#7
幸いなことに、剣聖の嘆願であるならば大方の為政者はそれを聞き届けてくれた。 どうしてそこまで他人の世話を焼くのか。
『私には秘密があります』
つい口を滑らしそうになることもあった。ユーワンと異世界人は不倶戴天の敵に思われている。彼の指揮のもと、異世界人は葬られた。ユーワンにはなぜか彼らが考えが理解でき、その次の行動を的確に予想した。
ノックして、青年が入ってきた。七剣士の一人。
「ヴァイオラ姫にお目通りします。謁見の間に」
ノエルは姫殿下の隣に立った。玉座に向かってユーワンは膝をつく。
「面を上げよ」
「昨日はご無礼つかまりました。ご迷惑をかけぬよう出立するつもりであります」
「そのことなのだが」
仮面の下から若い女の声がする。貴人が仮面を被ることは珍しく無い。王族ともなれば、暗殺に備えて影武者を立てることも多い。領民も領主の素顔を知らぬことは多い。
「わたしもお前に謝りたいことがある」
ヴァイオラ姫は仮面に手をかけると、素顔を見せた。
「……」
「……」
どのみち、初対面なのだからユーワンには素顔も仮面も関係無い。
「どう思う? ユーワン殿」
「大変、お綺麗でいらっしゃいます」
影武者だとわかった。きれいな女性ではあったが、その表情は真摯なものだった。この宮殿の主人の佇まいではない。実直な使用人の顔だ。
「ありがとうございます」
ヴァイオラ公女の影武者は立ち上がり、深々と頭を下げた。
「よかったな、ビルギット。剣聖殿はおまえのような女性が好みらしい」
「そ、そんな、姫殿下」
恥ずかしそうに、両手を前に出す影武者の女性。きっと侍女が女官なのだろう。そして、彼女が敬う相手とは。
「……」
「驚いたか、ユーワン・アルティミト」
ノエル=ヴァイオラのカミングアウト。
「驚きましたよ。破天荒ですね、ノエルいえ、ヴァイオラ閣下」
ノエルが満面の笑みとともにユーワンを指差した。
「剣聖よ、その顔が見たかった!」
「これは一本とられましたね」
「あははは、愉快、愉快」
「近衛隊長、心労が絶えないことでしょう」
ロートルも苦笑いしている。姫と同じく、剣聖の上を行ったことは心地よい思いなのだろう。

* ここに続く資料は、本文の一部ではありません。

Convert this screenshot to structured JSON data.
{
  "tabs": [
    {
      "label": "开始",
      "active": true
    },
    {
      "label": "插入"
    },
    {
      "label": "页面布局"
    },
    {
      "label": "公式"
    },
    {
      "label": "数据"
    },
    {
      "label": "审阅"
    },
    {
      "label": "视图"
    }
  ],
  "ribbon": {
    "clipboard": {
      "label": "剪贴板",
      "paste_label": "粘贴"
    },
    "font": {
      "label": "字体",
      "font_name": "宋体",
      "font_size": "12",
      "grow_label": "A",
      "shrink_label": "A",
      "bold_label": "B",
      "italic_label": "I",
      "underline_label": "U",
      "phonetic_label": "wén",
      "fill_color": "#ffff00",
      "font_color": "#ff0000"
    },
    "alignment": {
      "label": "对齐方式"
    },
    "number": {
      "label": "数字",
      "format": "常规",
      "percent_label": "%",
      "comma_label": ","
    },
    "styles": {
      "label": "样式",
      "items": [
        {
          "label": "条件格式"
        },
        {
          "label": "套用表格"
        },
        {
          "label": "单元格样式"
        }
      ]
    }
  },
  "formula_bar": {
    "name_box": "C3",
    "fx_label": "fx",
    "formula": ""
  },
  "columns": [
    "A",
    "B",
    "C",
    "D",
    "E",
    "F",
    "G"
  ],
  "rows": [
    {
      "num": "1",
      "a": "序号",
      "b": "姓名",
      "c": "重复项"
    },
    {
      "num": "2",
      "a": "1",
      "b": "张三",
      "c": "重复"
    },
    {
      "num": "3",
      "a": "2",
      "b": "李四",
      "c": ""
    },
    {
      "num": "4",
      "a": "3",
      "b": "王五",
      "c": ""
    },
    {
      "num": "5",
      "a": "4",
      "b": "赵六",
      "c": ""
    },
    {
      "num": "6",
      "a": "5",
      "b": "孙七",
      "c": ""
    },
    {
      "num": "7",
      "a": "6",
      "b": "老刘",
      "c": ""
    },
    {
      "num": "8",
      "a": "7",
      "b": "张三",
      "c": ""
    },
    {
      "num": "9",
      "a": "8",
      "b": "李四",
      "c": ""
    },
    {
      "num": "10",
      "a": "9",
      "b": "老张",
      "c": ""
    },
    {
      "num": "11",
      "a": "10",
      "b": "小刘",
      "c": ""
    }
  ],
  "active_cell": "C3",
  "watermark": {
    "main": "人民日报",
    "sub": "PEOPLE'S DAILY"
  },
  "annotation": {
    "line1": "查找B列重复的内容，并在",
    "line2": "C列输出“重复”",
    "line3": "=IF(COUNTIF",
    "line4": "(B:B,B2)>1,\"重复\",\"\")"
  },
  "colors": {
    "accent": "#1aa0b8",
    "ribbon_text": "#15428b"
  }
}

「まさか、一国の公女が国を代表する騎士を務めているとは。自由に国内を闊歩するための、影武者と仮面でしたか」
他国でも王族の男子で剣の道に励み、騎士としても求めらた者はいた。
「ユーワンよ、国を出るなどと言わず、名前を変え騎士に兵法を教えてはどうか」
「他国の手前、それはまずいかと。せめて国境まで住まいを変えないと」
「剣聖は死んだことにでもして、名前を変えて生きればよい」
サクヤの命を救ってくれたヴァイオラ公女の申し出は断るわけにはいかなかった。